We come to the painful notes. Schumacher’s departure. His father, Luciano Benetton, said that he almost felt physical pain letting the German driver leave, but that it was inevitable.
"We still saw in the last race what Michael was worth. And his skill is not limited to driving, but also to the work he does throughout the year with the team in tests. But now the thing is done and you can not complain. However, not only one man won, but the group. For us it is a new challenge: to continue winning even without the German champion".
Meanwhile, you’ve got Alesi and Berger.
"I think it’s a nice pair. They’ll start even, then we’ll see. The Austrian has already been with us in the past, achieving, among other things, the first victory of Benetton in Mexico in 1986. Now it seems to have matured but has not lost the desire to run".
And Alesi also seems to be in good shape, according to what has been seen in Japan.
"I cannot say that I know Jean well. I have seen him so far from the outside, as the pilot of another team. Briatore and our other leaders believe in him. He will find a team ready to support him and a very serene environment. I believe that in terms of speed, grit, regularity and determination in the race has nothing to envy to anyone".
And speaking of Ferrari, the bitterness in the mouth is now the usual taste for the Maranello team, after a promising start to the season and the victory in Canada. Jean Alesi and Gerhard Berger still retired. And the fact is annoying because the 412T2 turned out to be more competitive than usual, up to dream of a victory or a good placement. But things started badly and ended worse for Jean and Gerhard. They both started with a penalty for early start: 10 seconds of Stop & Go after a few laps, a very heavy handicap. However Jean, in the 25 laps, gave show. The track was wet from the rain that fell until a few minutes from the start. As the asphalt hinted to dry, Alesi asked to return and change the tires, mounting slicks. In a few laps he recovered over 30 seconds and led in the wake of Schumacher.

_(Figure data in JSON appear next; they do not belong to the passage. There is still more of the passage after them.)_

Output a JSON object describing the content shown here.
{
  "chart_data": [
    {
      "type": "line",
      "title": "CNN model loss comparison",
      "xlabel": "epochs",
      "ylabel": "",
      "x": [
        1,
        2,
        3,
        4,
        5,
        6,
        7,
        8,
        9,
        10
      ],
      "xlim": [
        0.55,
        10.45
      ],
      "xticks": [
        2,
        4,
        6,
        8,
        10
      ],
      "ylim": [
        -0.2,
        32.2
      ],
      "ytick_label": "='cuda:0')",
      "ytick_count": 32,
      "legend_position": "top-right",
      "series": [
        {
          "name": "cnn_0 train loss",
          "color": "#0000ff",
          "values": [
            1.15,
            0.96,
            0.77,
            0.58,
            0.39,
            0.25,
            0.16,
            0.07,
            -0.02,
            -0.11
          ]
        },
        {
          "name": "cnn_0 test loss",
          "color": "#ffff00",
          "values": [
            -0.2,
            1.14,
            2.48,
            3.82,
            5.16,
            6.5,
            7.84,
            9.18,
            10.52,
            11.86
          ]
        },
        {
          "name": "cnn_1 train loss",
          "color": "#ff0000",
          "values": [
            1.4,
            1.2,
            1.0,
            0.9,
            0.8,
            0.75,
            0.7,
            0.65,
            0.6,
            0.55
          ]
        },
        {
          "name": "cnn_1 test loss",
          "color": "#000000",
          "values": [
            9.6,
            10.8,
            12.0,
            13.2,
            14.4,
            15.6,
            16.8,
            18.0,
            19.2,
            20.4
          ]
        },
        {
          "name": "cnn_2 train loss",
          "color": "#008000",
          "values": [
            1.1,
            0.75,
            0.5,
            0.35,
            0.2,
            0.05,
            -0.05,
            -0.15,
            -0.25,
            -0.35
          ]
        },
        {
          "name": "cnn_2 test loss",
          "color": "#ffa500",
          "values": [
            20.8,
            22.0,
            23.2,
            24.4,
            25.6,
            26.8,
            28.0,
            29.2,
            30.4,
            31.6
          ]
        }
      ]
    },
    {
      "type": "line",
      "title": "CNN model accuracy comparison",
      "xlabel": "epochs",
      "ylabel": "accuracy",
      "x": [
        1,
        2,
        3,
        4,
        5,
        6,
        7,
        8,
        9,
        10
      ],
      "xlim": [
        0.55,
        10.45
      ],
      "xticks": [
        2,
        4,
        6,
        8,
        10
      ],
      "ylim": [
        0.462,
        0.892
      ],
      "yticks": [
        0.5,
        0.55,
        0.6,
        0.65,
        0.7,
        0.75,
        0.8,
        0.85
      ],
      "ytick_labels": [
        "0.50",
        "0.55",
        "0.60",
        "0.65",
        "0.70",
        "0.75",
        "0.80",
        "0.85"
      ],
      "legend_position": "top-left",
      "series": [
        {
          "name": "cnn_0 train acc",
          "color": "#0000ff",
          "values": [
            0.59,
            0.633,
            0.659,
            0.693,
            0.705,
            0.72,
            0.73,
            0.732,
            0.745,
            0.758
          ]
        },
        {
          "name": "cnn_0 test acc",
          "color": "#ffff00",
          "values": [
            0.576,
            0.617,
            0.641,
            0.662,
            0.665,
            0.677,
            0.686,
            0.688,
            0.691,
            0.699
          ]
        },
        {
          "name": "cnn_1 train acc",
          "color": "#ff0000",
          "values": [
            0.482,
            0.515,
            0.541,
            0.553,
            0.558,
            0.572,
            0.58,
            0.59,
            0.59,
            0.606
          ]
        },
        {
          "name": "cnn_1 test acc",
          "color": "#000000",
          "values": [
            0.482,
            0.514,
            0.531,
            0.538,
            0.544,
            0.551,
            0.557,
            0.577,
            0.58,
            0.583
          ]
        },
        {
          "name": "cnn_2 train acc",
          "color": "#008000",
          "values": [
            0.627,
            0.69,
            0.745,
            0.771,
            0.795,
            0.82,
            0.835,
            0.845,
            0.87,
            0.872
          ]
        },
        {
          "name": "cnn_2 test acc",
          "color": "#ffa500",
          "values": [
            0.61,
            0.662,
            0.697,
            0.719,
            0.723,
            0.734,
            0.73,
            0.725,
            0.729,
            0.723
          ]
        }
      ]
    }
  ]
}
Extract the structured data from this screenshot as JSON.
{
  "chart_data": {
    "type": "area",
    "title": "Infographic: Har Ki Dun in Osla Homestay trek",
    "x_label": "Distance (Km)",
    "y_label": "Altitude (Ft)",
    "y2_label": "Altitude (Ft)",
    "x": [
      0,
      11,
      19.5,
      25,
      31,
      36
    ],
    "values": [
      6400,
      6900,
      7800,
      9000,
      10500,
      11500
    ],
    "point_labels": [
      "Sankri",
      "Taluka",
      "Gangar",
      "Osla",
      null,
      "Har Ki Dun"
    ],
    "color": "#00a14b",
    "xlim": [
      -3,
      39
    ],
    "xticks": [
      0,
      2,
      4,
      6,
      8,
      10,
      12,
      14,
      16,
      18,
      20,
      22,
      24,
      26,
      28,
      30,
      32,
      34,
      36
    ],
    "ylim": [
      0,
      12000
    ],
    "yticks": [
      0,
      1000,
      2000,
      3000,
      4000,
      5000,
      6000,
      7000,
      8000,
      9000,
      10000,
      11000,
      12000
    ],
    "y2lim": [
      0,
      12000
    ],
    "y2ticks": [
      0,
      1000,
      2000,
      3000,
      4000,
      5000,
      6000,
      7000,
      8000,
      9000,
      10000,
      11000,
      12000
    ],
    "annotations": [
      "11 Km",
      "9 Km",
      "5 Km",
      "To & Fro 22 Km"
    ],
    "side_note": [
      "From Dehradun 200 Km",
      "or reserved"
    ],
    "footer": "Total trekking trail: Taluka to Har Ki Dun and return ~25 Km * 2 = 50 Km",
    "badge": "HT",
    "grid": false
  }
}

"I went wild because I felt an injustice. The deployment is downhill and I with only two feet could not press simultaneously brake, accelerator and clutch. I wanted revenge for the disappointment of Monza but it went wrong, another time".
Alesi thought he was forced to stop because of a broken crankshaft. Actually, the bearing between the differential and the axle has broken. A very robust piece that is changed only for precaution every 2500 kilometers. It is not excluded that the fault was caused by a spin that the Frenchman made in an attempt to overtake risky Minardi Pedro Lamy.
"I don’t know if I could have passed Schumacher, but it was possible. And I’m sorry I didn’t have the opportunity to try".
Even Gerhard Berger (stopped while in P9 after the Stop & Go by the malfunction of an electronic sensor) complains about the penalty he suffered. And he makes an unpleasant joke against Ferrari:
"We hope this will continue next year".
But it must be said that the Maranello team is to blame for what happened at the start: Benetton and Ligier have a sort of electronic push-button handbrake for uphill and downhill starts. McLaren and Arrows have the clutch at the wheel. Given the severity of the controls on the shots anticipated at the green light, you could also think. Ferrari, meanwhile, completes the team for 1996 by scoring another major blow: the second test driver, alongside Nicola Larini, will be the British Mark Blundell, McLaren’s current driver.